Минут через пятнадцать Толян вернулся с холщевым мешком и положил его возле двери. В уголок. Никто ничего не заметил. Кравчук что-то пошептал Игорьку Артемьеву. Игорёк заулыбался, обнял Кравчука и большой палец оттопырил. После чего оббежал всех мужиков и тоже на ухо каждому передал план действий. Все ребята по одному с минутным интервалом ходили к мешку и совали в карман по хлопушке.

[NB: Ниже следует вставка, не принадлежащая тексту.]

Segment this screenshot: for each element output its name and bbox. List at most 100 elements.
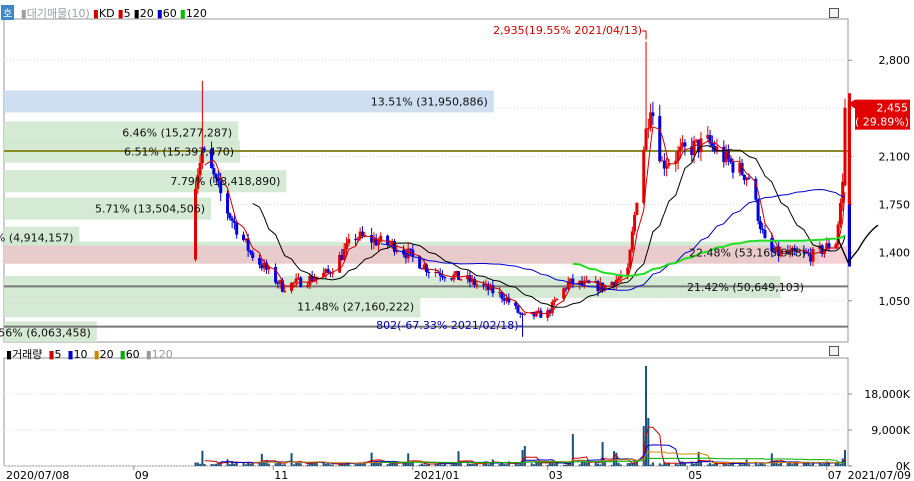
volume-bar — [695, 463, 698, 466]
x-tick-label: 07 — [828, 469, 842, 481]
volume-bar — [795, 463, 798, 466]
candle-body — [747, 177, 751, 179]
volume-bar — [199, 463, 202, 466]
volume-bar — [546, 464, 549, 466]
volume-bar — [420, 463, 423, 466]
candle-body — [633, 214, 637, 232]
volume-bar — [203, 463, 206, 466]
volume-bar — [196, 462, 199, 466]
overhang-label: 11.48% (27,160,222) — [297, 300, 414, 313]
maximize-price-icon[interactable] — [829, 8, 839, 18]
candle-body — [290, 282, 294, 292]
overhang-label: 2.08% (4,914,157) — [0, 232, 73, 245]
volume-bar — [757, 464, 760, 466]
candle-body — [678, 146, 682, 151]
volume-bar — [791, 464, 794, 466]
volume-bar — [665, 463, 668, 466]
candle-body — [553, 300, 557, 302]
legend-item[interactable]: ▮20 — [134, 7, 154, 20]
stock-chart: 1,0501,4001,7502,1002,4502,8002,455( 29.… — [0, 18, 911, 481]
volume-bar — [279, 462, 282, 466]
volume-pane[interactable] — [3, 357, 849, 467]
candle-body — [617, 278, 621, 280]
volume-bar — [725, 464, 728, 466]
candle-body — [326, 269, 330, 273]
volume-bar — [809, 464, 812, 466]
candle-body — [811, 249, 815, 262]
volume-bar — [505, 464, 508, 466]
candle-body — [658, 116, 662, 162]
volume-legend-item[interactable]: ▮20 — [94, 348, 117, 361]
volume-bar — [244, 464, 247, 466]
candle-body — [635, 202, 639, 215]
volume-bar — [233, 463, 236, 466]
volume-legend-item[interactable]: ▮10 — [68, 348, 91, 361]
candle-body — [523, 313, 527, 315]
volume-legend-item[interactable]: ▮5 — [48, 348, 64, 361]
candle-body — [388, 243, 392, 245]
y-tick-label: 1,050 — [879, 295, 911, 308]
volume-bar — [578, 464, 581, 466]
volume-bar — [306, 464, 309, 466]
overhang-label: 5.71% (13,504,506) — [95, 203, 205, 216]
overhang-label: 6.46% (15,277,287) — [122, 126, 232, 139]
volume-bar — [530, 463, 533, 466]
volume-bar — [441, 464, 444, 466]
chip-icon[interactable]: 호 — [1, 5, 15, 20]
volume-legend-item[interactable]: ▮거래량 — [6, 348, 45, 361]
volume-bar — [747, 464, 750, 466]
candle-body — [344, 243, 348, 250]
maximize-volume-icon[interactable] — [829, 346, 839, 356]
volume-legend-item[interactable]: ▮120 — [146, 348, 176, 361]
volume-bar — [503, 464, 506, 466]
candle-body — [644, 128, 648, 150]
x-tick-label: 11 — [274, 469, 288, 481]
volume-bar — [281, 464, 284, 466]
volume-bar — [601, 442, 604, 466]
volume-bar — [709, 462, 712, 466]
volume-bar — [553, 463, 556, 466]
volume-bar — [626, 463, 629, 466]
y-tick-label: 2,100 — [879, 150, 911, 163]
legend-item[interactable]: ▮120 — [180, 7, 207, 20]
legend-item[interactable]: ▮5 — [118, 7, 131, 20]
candle-body — [248, 250, 252, 253]
volume-bar — [219, 461, 222, 466]
candle-body — [683, 142, 687, 147]
volume-tick-label: 9,000K — [871, 424, 910, 437]
volume-bar — [537, 462, 540, 466]
volume-bar — [741, 464, 744, 466]
y-tick-label: 1,750 — [879, 199, 911, 212]
volume-bar — [194, 462, 197, 466]
overhang-label: 6.51% (15,397,470) — [124, 146, 234, 159]
candle-body — [630, 231, 634, 250]
volume-bar — [681, 461, 684, 466]
volume-bar — [500, 463, 503, 466]
candle-body — [283, 291, 287, 293]
candle-body — [194, 188, 198, 260]
legend-item[interactable]: ▮KD — [93, 7, 115, 20]
legend-item[interactable]: ▮대기매물(10) — [21, 7, 90, 20]
volume-bar — [283, 464, 286, 466]
overhang-label: 22.48% (53,165,948) — [689, 247, 806, 260]
candle-body — [651, 112, 655, 117]
candle-body — [228, 213, 232, 219]
volume-bar — [839, 463, 842, 466]
volume-tick-label: 18,000K — [864, 388, 910, 401]
volume-bar — [274, 463, 277, 466]
overhang-label: 2.56% (6,063,458) — [0, 326, 91, 339]
candle-body — [230, 218, 234, 221]
volume-legend-item[interactable]: ▮60 — [120, 348, 143, 361]
volume-bar — [821, 464, 824, 466]
legend-item[interactable]: ▮60 — [157, 7, 177, 20]
volume-bar — [407, 453, 410, 466]
volume-bar — [263, 462, 266, 466]
volume-bar — [565, 464, 567, 466]
candle-body — [457, 271, 461, 280]
volume-bar — [468, 463, 471, 466]
candle-body — [646, 128, 650, 130]
high-annotation: 2,935(19.55% 2021/04/13) — [493, 24, 642, 37]
last-price-label: 2,455 — [877, 102, 909, 115]
volume-bar — [727, 464, 730, 466]
volume-bar — [267, 463, 270, 466]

Пятерым достались трубочки-фейерверки. В их числе и Чалый оказался. Фейерверки домашние редкостью были. Откуда их привозили – неизвестно. И продавали их только на барахолке кустанайской. Да и то из-под полы. Но хватало всем. И городским и деревенским. Эффект от них был оглушительный в прямом и переносном смыслах. Зрелище завораживающее. Шум, искры, разноцветные струи огненные, шарики, похожие на мыльные пузыри, которые лопались в воздухе и рассыпались мелкими звездочками, ублажая душу каждую пестрой жгучей красотой.